Моя Ванесса давно, оказывается, меня раскусила. Она давно поняла, как работает механизм, для меня самого непонятный, но заведенный во мне до упора, благодаря которому я и оставался на плаву, несмотря на все свои душевные и интеллектуальные девиации. Только благодаря этой внутренней пружине я и продолжал во что-то верить, чего-то ждать от жизни и, собственно говоря, писать о ней, о жизни, находя в себе силу отстраняться от черных сторон существования, от мрачных констатаций, к которым я бывал склонен.

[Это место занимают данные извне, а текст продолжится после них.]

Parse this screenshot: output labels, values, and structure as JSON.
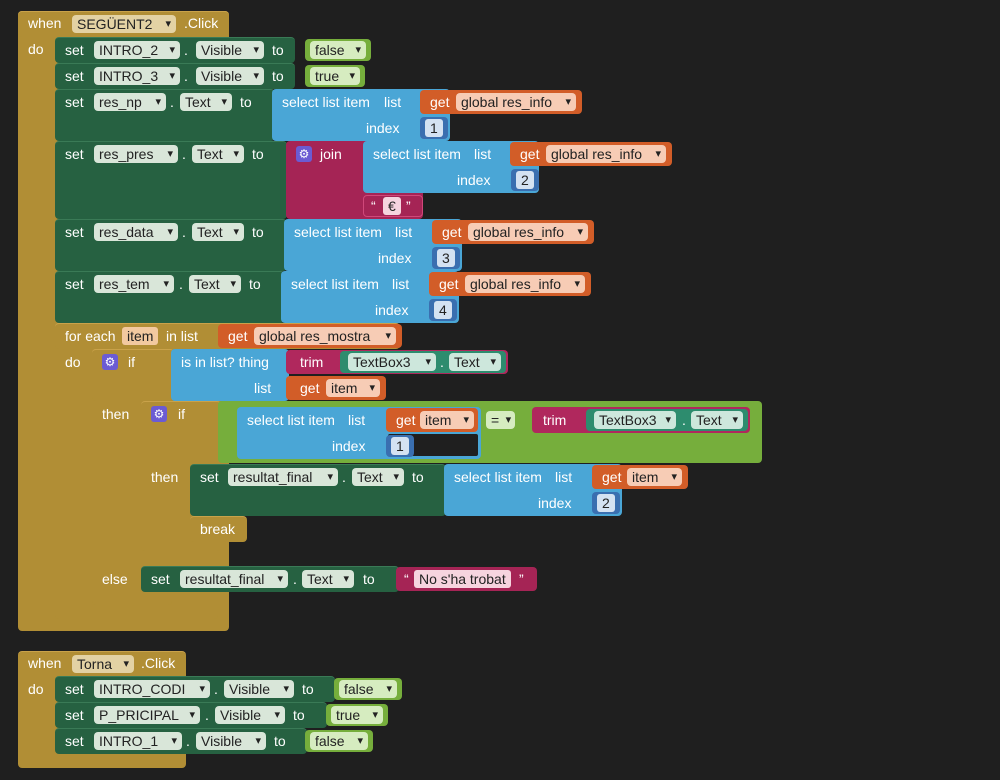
{
  "kw": {
    "when": "when",
    "do": "do",
    "set": "set",
    "to": "to",
    "dot": ".",
    "click": ".Click",
    "select_list_item": "select list item",
    "list": "list",
    "index": "index",
    "get": "get",
    "join": "join",
    "for_each": "for each",
    "in_list": "in list",
    "if": "if",
    "then": "then",
    "else": "else",
    "is_in_list": "is in list? thing",
    "trim": "trim",
    "break": "break",
    "eq": "=",
    "quote_open": "“",
    "quote_close": "”",
    "gear": "⚙"
  },
  "event1": {
    "component": "SEGÜENT2",
    "s1": {
      "component": "INTRO_2",
      "prop": "Visible",
      "value": "false"
    },
    "s2": {
      "component": "INTRO_3",
      "prop": "Visible",
      "value": "true"
    },
    "s3": {
      "component": "res_np",
      "prop": "Text",
      "var": "global res_info",
      "index": "1"
    },
    "s4": {
      "component": "res_pres",
      "prop": "Text",
      "var": "global res_info",
      "index": "2",
      "text": "€"
    },
    "s5": {
      "component": "res_data",
      "prop": "Text",
      "var": "global res_info",
      "index": "3"
    },
    "s6": {
      "component": "res_tem",
      "prop": "Text",
      "var": "global res_info",
      "index": "4"
    },
    "loop": {
      "var": "item",
      "list_var": "global res_mostra",
      "cond_component": "TextBox3",
      "cond_prop": "Text",
      "cond_var": "item",
      "inner_var": "item",
      "inner_index": "1",
      "inner_component": "TextBox3",
      "inner_prop": "Text",
      "then_component": "resultat_final",
      "then_prop": "Text",
      "then_var": "item",
      "then_index": "2",
      "else_component": "resultat_final",
      "else_prop": "Text",
      "else_text": "No s'ha trobat"
    }
  },
  "event2": {
    "component": "Torna",
    "s1": {
      "component": "INTRO_CODI",
      "prop": "Visible",
      "value": "false"
    },
    "s2": {
      "component": "P_PRICIPAL",
      "prop": "Visible",
      "value": "true"
    },
    "s3": {
      "component": "INTRO_1",
      "prop": "Visible",
      "value": "false"
    }
  }
}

Вполне вменяемым, полноценным, «полным жизни» человеком я был, на взгляд Ванессы, только в постели. И не мог иметь никакой сколько-нибудь серьезной цели, не мог ни к чему стремиться без опоры на «основной инстинкт», лишившись этого стимула. Мир без секса казался мне якобы стерильным и вызвал во мне смертельную скуку и упадок духа, потерю интереса ко всему на свете. А воли во мне якобы не хватало, либо вообще не было ничего похожего на волю, чтобы ею – волею – компенсировать, как многие другие, нехватку моего главного и не столь уж примитивного стимулятора. Как бы то ни было, ради меня самого, из самых искренних душевных побуждений Ванесса даже не прочь была мною «поделиться».
Черноволосая Эстер из издательства была лет на пять постарше Ванессы. Невысокая, с правильной фигурой, с правильным молочно-белым лицом и перламутровыми губами, – на мир эта женщина смотрела странноватыми блуждающими глазами, которые уже через мгновенье, стоило посмотреть в них прямо, как подобает, наполняли чем-то сладковатым, обволакивающим. От прямых взглядов лучше было воздержаться.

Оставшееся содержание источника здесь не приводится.